En 2009, le publicitaire Jacques Séguéla scandalisait en déclarant : « Si à 50 ans, on n’a pas une Rolex, c’est quand même qu’on a raté sa vie. » Il ne faisait pourtant que témoigner de l’influence prise par les habitudes de consommation des plus riches sur les dépenses de tous. Une fièvre du luxe ruineuse, contre laquelle une profonde réforme fiscale s’impose.

 

Robert Frank est professeur d’économie à l’université Cornell, aux États-Unis, et tient une chronique mensuelle dans le New York Times (« Economic Scene »). Appartenant au courant de l’économie comportementale, il étudie depuis trente ans les conséquences de notre environnement sur nos comportements économiques. Le prix Nobel d’économie George Akerlof a salué son livre sur la « fièvre du luxe » comme « l’une des plus importantes contributions à la science économique de ces dernières années ».

 

Vous travaillez sur le boom du luxe, alors même que les revenus de la majorité de la population marquent le pas. Comment ces deux réalités peuvent-elles aller de pair ?

Le paradoxe n’est qu’apparent. Nous avons assisté dans la plupart des pays développés, ces dernières décennies, à un développement substantiel des inégalités, qui a été particulièrement spectaculaire aux États-Unis (1). Entre 1979 et 2003, les 20 % les plus pauvres de la population américaine ont vu leurs revenus progresser de 3,5 % seulement sur l’ensemble de la période. Parallèlement, les 20 % les plus riches voyaient les leurs augmenter de 45,7 % – et les 5 % les mieux lotis de 68 %. En 1980, les PDG des deux cents plus grandes entreprises américaines gagnaient 42 fois le salaire moyen d’un ouvrier ; en 2000, ils touchaient 500 fois cette somme.

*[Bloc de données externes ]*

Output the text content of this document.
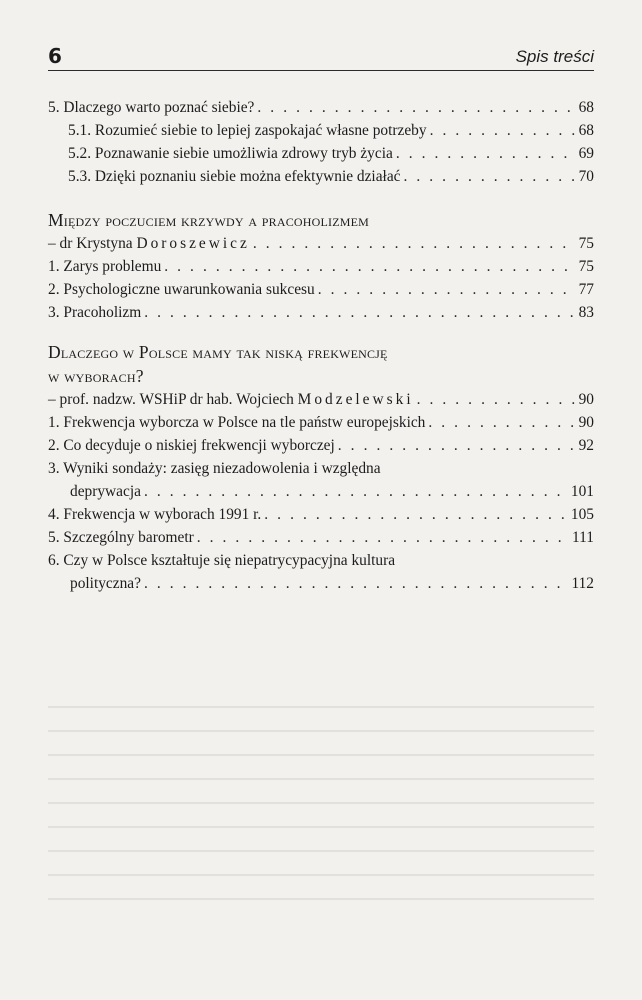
6	Spis treści
5. Dlaczego warto poznać siebie? . . .	68
5.1. Rozumieć siebie to lepiej zaspokajać własne potrzeby . . .	68
5.2. Poznawanie siebie umożliwia zdrowy tryb życia . . .	69
5.3. Dzięki poznaniu siebie można efektywnie działać . . .	70
Między poczuciem krzywdy a pracoholizmem
– dr Krystyna Doroszewicz . . .	75
1. Zarys problemu . . .	75
2. Psychologiczne uwarunkowania sukcesu . . .	77
3. Pracoholizm . . .	83
Dlaczego w Polsce mamy tak niską frekwencję
w wyborach?
– prof. nadzw. WSHiP dr hab. Wojciech Modzelewski . . .	90
1. Frekwencja wyborcza w Polsce na tle państw europejskich . . .	90
2. Co decyduje o niskiej frekwencji wyborczej . . .	92
3. Wyniki sondaży: zasięg niezadowolenia i względna
deprywacja . . .	101
4. Frekwencja w wyborach 1991 r. . . .	105
5. Szczególny barometr . . .	111
6. Czy w Polsce kształtuje się niepatrycypacyjna kultura
polityczna? . . .	112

Ce creusement des inégalités, par rapport à la période antérieure, au cours de laquelle tout le monde progressait sensiblement au même rythme, est lié à des transformations en profondeur des règles du jeu économique. En deux mots, nous avons vu se généraliser les « marchés où le gagnant rafle la mise (2) » : ce sont des marchés sur lesquels de faibles écarts de performance suffisent à générer des différences considérables de rémunération ; une poignée d’individus particulièrement talentueux s’y adjuge des rétributions énormes. Au début du siècle, quand l’État de l’Iowa comptait à lui seul plus de 1 300 opéras, des milliers de ténors gagnaient modestement mais correctement leur vie en se produisant en public. Depuis que nous écoutons essentiellement de la musique enregistrée, le meilleur ténor du monde peut littéralement être présent partout à la fois, et être rémunéré en conséquence. Longtemps, ce fonctionnement est resté l’apanage des mondes du sport et de l’art. Mais ces règles du jeu très concurrentielles ont gagné récemment de nombreux secteurs, comme la comptabilité, le droit, le conseil, la médecine, la banque, l’édition, le design… Notamment parce que les nouvelles technologies ont accru la puissance et le champ d’influence des meilleurs. Ces talents de mieux en mieux rémunérés ont fait comme tout individu qui s’enrichit : ils ont augmenté leur consommation, notamment de ces biens que je définis moins par leur caractère luxueux – la définition du luxe est très circonstancielle – que par leur caractère « positionnel » : ce sont d’abord des indicateurs de standing, des marqueurs de statut social. Et ce nouveau modèle de consommation au sommet s’est répercuté sur l’ensemble de la population, via une véritable « cascade de dépenses ».

 

Qu’entendez-vous par « cascade de dépenses » ?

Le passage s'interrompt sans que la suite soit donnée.